Reply 2480 of 2481, by sqpat
I actually tried FPU for some RealDOOM stuff a couple weeks ago. Mostly the obvious use case is to replace 48:32 bit division (a single instruction in x86-32 but a complicated mess that in the worst case might involve multiple div/mul instructions in x86-16 to replicate) but even in the worst case I could not get a performance increase, in fact it was generally a significant loss in performance. Probably something could be built from the ground up to use the 287 properly as a coprocessor rather than block on calculation of values, but it's hard to integrate into doom. I don't think FPU is fast enough to do be doing a FIDIV for every column drawn in the doom engine. There's a handful of other operations done to prepare the column for drawing, but i think even if they were done in parallel you'd sit there waiting a long time for the FIDIV calculation to complete. And if its not even fast enough to do this, it's hard to think of something it could do often and at a high frame rate to be useful.

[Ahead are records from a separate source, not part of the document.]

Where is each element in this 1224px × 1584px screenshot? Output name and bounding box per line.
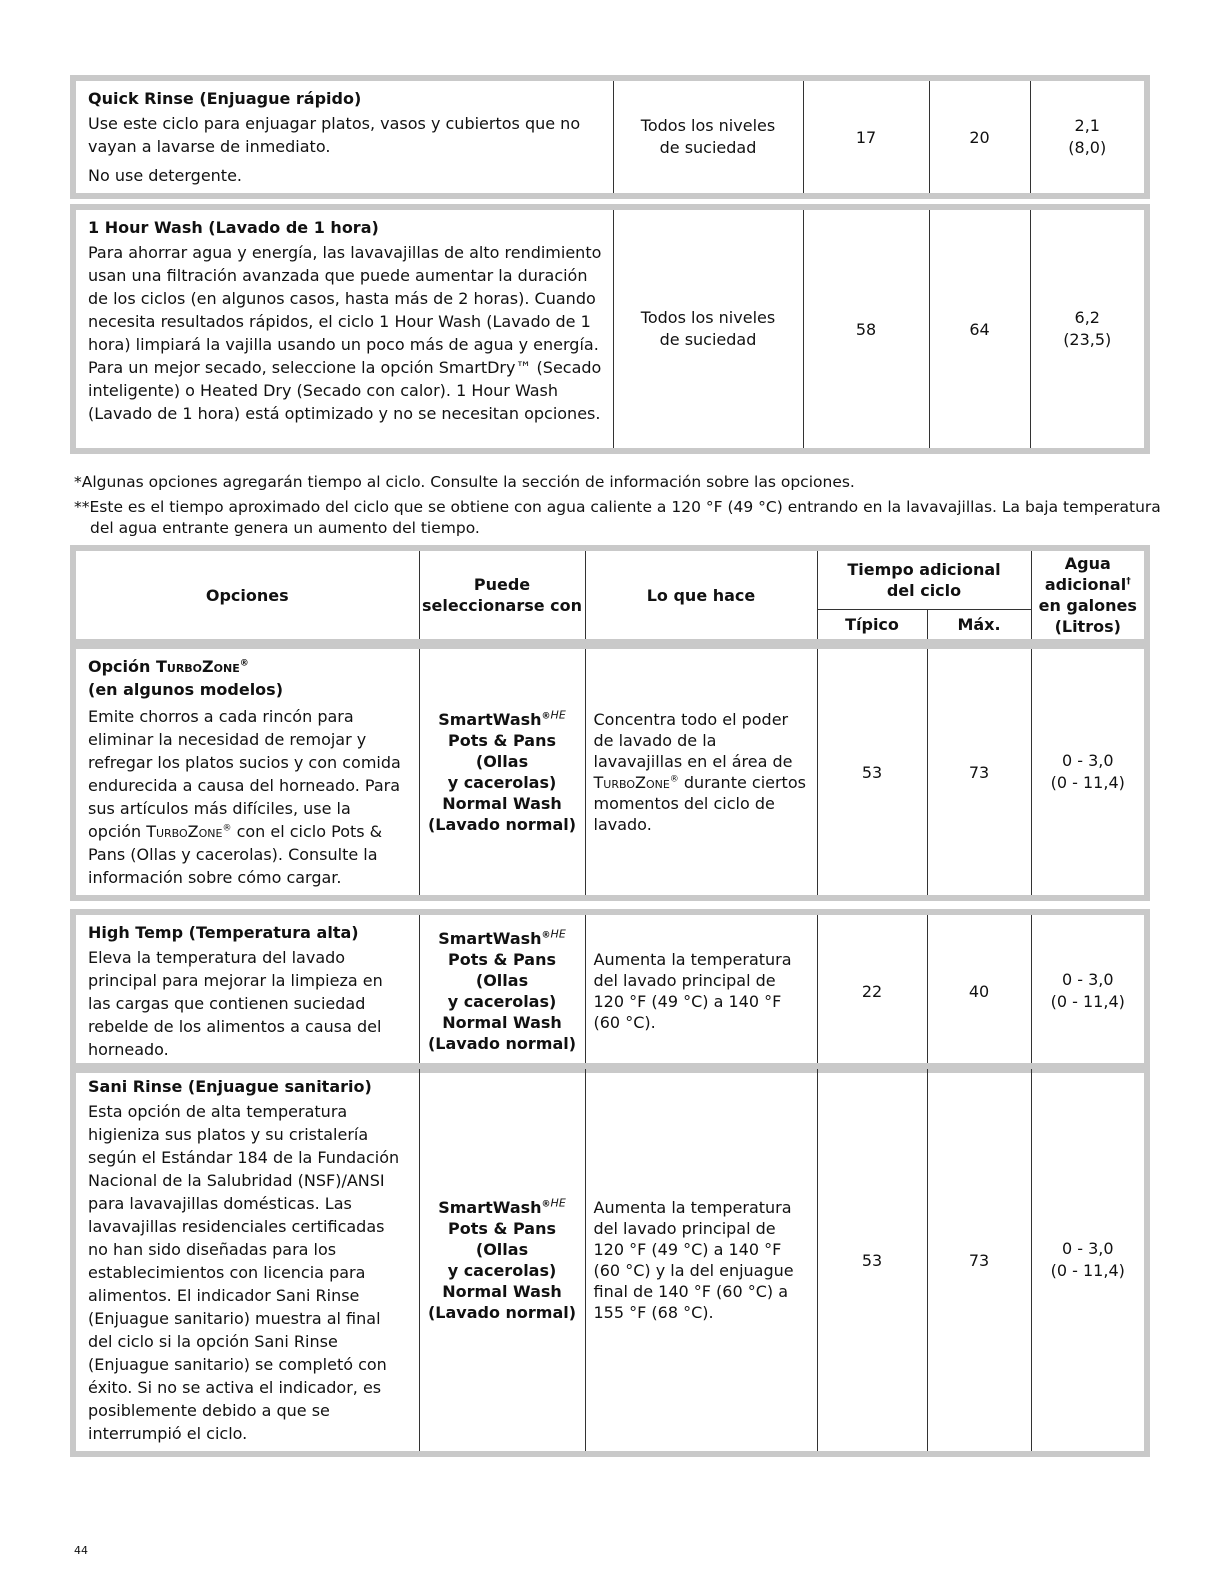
- water-usage: [1030, 207, 1147, 451]
- time-max: 40: [927, 912, 1031, 1070]
- cycle-normal-wash: Normal Wash: [442, 1282, 562, 1301]
- time-typical: 53: [817, 646, 927, 898]
- option-paragraph: Esta opción de alta temperatura higieniza sus platos y su cristalería según el Estándar 184 de la Fundación Nacional de la Salubridad (NSF)/ANSI para lavavajillas domésticas. Las lavavajillas residenciales certificadas no han sido diseñadas para los establecimientos con licencia para alimentos. El indicador Sani Rinse (Enjuague sanitario) muestra al final del ciclo si la opción Sani Rinse (Enjuague sanitario) se completó con éxito. Si no se activa el indicador, es posiblemente debido a que se interrumpió el ciclo.: [88, 1102, 400, 1443]
- time-max: 20: [929, 78, 1030, 196]
- cycle-pots-pans-line2: y cacerolas): [447, 992, 557, 1011]
- header-what: Lo que hace: [585, 548, 817, 642]
- cycle-table-1-hour-wash: [70, 204, 1150, 454]
- time-typical: 53: [817, 1066, 927, 1454]
- header-extra-time: [817, 548, 1031, 610]
- header-typical: Típico: [817, 610, 927, 643]
- header-extra-water: [1031, 548, 1147, 642]
- footnote-options-time: *Algunas opciones agregarán tiempo al ciclo. Consulte la sección de información sobre las opciones.: [74, 473, 855, 491]
- header-extra-time-line: Tiempo adicional: [847, 560, 1001, 579]
- what-it-does: Aumenta la temperatura del lavado principal de 120 °F (49 °C) a 140 °F (60 °C) y la del enjuague final de 140 °F (60 °C) a 155 °F (68 °C).: [585, 1066, 817, 1454]
- header-options: Opciones: [73, 548, 419, 642]
- cycle-pots-pans-line2: y cacerolas): [447, 773, 557, 792]
- time-typical: 17: [803, 78, 929, 196]
- table-row: [73, 912, 1147, 1070]
- page-number: 44: [74, 1544, 88, 1557]
- time-max: 73: [927, 646, 1031, 898]
- time-typical: 58: [803, 207, 929, 451]
- cycle-normal-wash: Normal Wash: [442, 794, 562, 813]
- table-row: [73, 548, 1147, 610]
- can-select-cycles: [419, 1066, 585, 1454]
- cycle-table-quick-rinse: [70, 75, 1150, 199]
- options-table-header: [70, 545, 1150, 645]
- option-description: [73, 646, 419, 898]
- soil-level: Todos los niveles de suciedad: [613, 78, 803, 196]
- water-liters: (8,0): [1068, 138, 1107, 157]
- water-usage: [1031, 646, 1147, 898]
- cycle-smartwash: SmartWash$^{®HE}$: [438, 1196, 566, 1217]
- cycle-pots-pans: Pots & Pans (Ollas: [448, 731, 556, 771]
- header-extra-time-line: del ciclo: [886, 581, 962, 600]
- option-description: [73, 912, 419, 1070]
- dagger-mark: †: [1126, 576, 1131, 587]
- water-liters: (0 - 11,4): [1050, 992, 1125, 1011]
- footnote-cycle-time: **Este es el tiempo aproximado del ciclo que se obtiene con agua caliente a 120 °F (49 °C) entrando en la lavavajillas. La baja temperatura del agua entrante genera un aumento del tiempo.: [74, 498, 1161, 537]
- header-water-line: adicional†: [1044, 575, 1131, 594]
- cycle-pots-pans-line2: y cacerolas): [447, 1261, 557, 1280]
- time-typical: 22: [817, 912, 927, 1070]
- water-gallons: 6,2: [1074, 308, 1100, 327]
- water-gallons: 2,1: [1074, 116, 1100, 135]
- header-can-select-line: Puede: [473, 575, 531, 594]
- table-row: [73, 646, 1147, 898]
- cycle-title: Quick Rinse (Enjuague rápido): [88, 89, 362, 108]
- option-table-turbozone: [70, 643, 1150, 901]
- table-row: [73, 78, 1147, 196]
- cycle-pots-pans: Pots & Pans (Ollas: [448, 1219, 556, 1259]
- time-max: 64: [929, 207, 1030, 451]
- cycle-normal-wash-line2: (Lavado normal): [427, 1034, 577, 1053]
- cycle-normal-wash-line2: (Lavado normal): [427, 815, 577, 834]
- water-liters: (23,5): [1063, 330, 1112, 349]
- option-title: High Temp (Temperatura alta): [88, 923, 359, 942]
- header-can-select: [419, 548, 585, 642]
- cycle-title: 1 Hour Wash (Lavado de 1 hora): [88, 218, 379, 237]
- time-max: 73: [927, 1066, 1031, 1454]
- option-title: Opción TurboZone® (en algunos modelos): [88, 657, 284, 699]
- header-water-line: Agua: [1064, 554, 1111, 573]
- cycle-description: [73, 207, 613, 451]
- can-select-cycles: [419, 912, 585, 1070]
- what-it-does: Aumenta la temperatura del lavado principal de 120 °F (49 °C) a 140 °F (60 °C).: [585, 912, 817, 1070]
- header-water-line: (Litros): [1054, 617, 1121, 636]
- water-gallons: 0 - 3,0: [1061, 970, 1114, 989]
- option-table-high-temp: [70, 909, 1150, 1073]
- option-title: Sani Rinse (Enjuague sanitario): [88, 1077, 372, 1096]
- water-gallons: 0 - 3,0: [1061, 1239, 1114, 1258]
- cycle-smartwash: SmartWash$^{®HE}$: [438, 708, 566, 729]
- water-usage: [1031, 912, 1147, 1070]
- cycle-paragraph: Use este ciclo para enjuagar platos, vasos y cubiertos que no vayan a lavarse de inmediato.: [88, 114, 581, 156]
- option-description: [73, 1066, 419, 1454]
- water-liters: (0 - 11,4): [1050, 1261, 1125, 1280]
- option-paragraph: Emite chorros a cada rincón para eliminar la necesidad de remojar y refregar los platos sucios y con comida endurecida a causa del horneado. Para sus artículos más difíciles, use la opción TurboZone® con el ciclo Pots & Pans (Ollas y cacerolas). Consulte la información sobre cómo cargar.: [88, 707, 401, 887]
- water-usage: [1031, 1066, 1147, 1454]
- table-row: [73, 207, 1147, 451]
- header-max: Máx.: [927, 610, 1031, 643]
- can-select-cycles: [419, 646, 585, 898]
- table-row: [73, 1066, 1147, 1454]
- cycle-normal-wash-line2: (Lavado normal): [427, 1303, 577, 1322]
- cycle-description: [73, 78, 613, 196]
- cycle-pots-pans: Pots & Pans (Ollas: [448, 950, 556, 990]
- soil-level: Todos los niveles de suciedad: [613, 207, 803, 451]
- cycle-paragraph: No use detergente.: [88, 166, 243, 185]
- water-liters: (0 - 11,4): [1050, 773, 1125, 792]
- cycle-smartwash: SmartWash$^{®HE}$: [438, 927, 566, 948]
- header-water-line: en galones: [1038, 596, 1137, 615]
- cycle-paragraph: Para ahorrar agua y energía, las lavavajillas de alto rendimiento usan una filtración avanzada que puede aumentar la duración de los ciclos (en algunos casos, hasta más de 2 horas). Cuando necesita resultados rápidos, el ciclo 1 Hour Wash (Lavado de 1 hora) limpiará la vajilla usando un poco más de agua y energía. Para un mejor secado, seleccione la opción SmartDry™ (Secado inteligente) o Heated Dry (Secado con calor). 1 Hour Wash (Lavado de 1 hora) está optimizado y no se necesitan opciones.: [88, 243, 602, 423]
- header-can-select-line: seleccionarse con: [421, 596, 583, 615]
- water-gallons: 0 - 3,0: [1061, 751, 1114, 770]
- cycle-normal-wash: Normal Wash: [442, 1013, 562, 1032]
- water-usage: [1030, 78, 1147, 196]
- option-table-sani-rinse: [70, 1063, 1150, 1457]
- what-it-does: Concentra todo el poder de lavado de la lavavajillas en el área de TurboZone® durante ciertos momentos del ciclo de lavado.: [585, 646, 817, 898]
- option-paragraph: Eleva la temperatura del lavado principal para mejorar la limpieza en las cargas que contienen suciedad rebelde de los alimentos a causa del horneado.: [88, 948, 383, 1059]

That said It was my first time in using 287s though, and when I tried to bench performance on various programs, it seemed the performance of both my FPUs was halved. At 25 mhz i scored ~521 KWhetstones on Navtratil (some of the other benches were not working or were 'off the scale' low) while it seems you got 1097 kwhetstones with the same FPU and speed. I tried with both a 20 mhz IIT and Cyrix CX-82S87-NP-SV (both ran 25 mhz just fine) and both got about half your scores. I fiddled around with bus clocks and things like that, but the performance was consistently half of what I expected. The screen did say the FPU was running at 25 mhz and there was no sign it was a fake chip or anything. I could imagine something like wait states existing in 287 communication but most of the cycles are spent with the FPU doing its work so there's no reason for such a large performance drop. This was the SCAT router board; I can try another board later. I scoured all the chipset settings and docs and couldn't find anything to suggest the speed should be halved. If the FPU performance was really compromised in some way I might have to revisit those realdoom FPU div tests at some point.
Outside of benchmarks is there anything actually 'cool' using the FPU? I guess I am mostly aware of CAD, mandelbrot/fractal programs and flight sims. I never really messed around with this stuff either so I have some learning to do. Perhaps a raytracer could use an FPU as an "accelerator" that traces other pixels in parallel or something. Might make a neat demo/benchmark itself.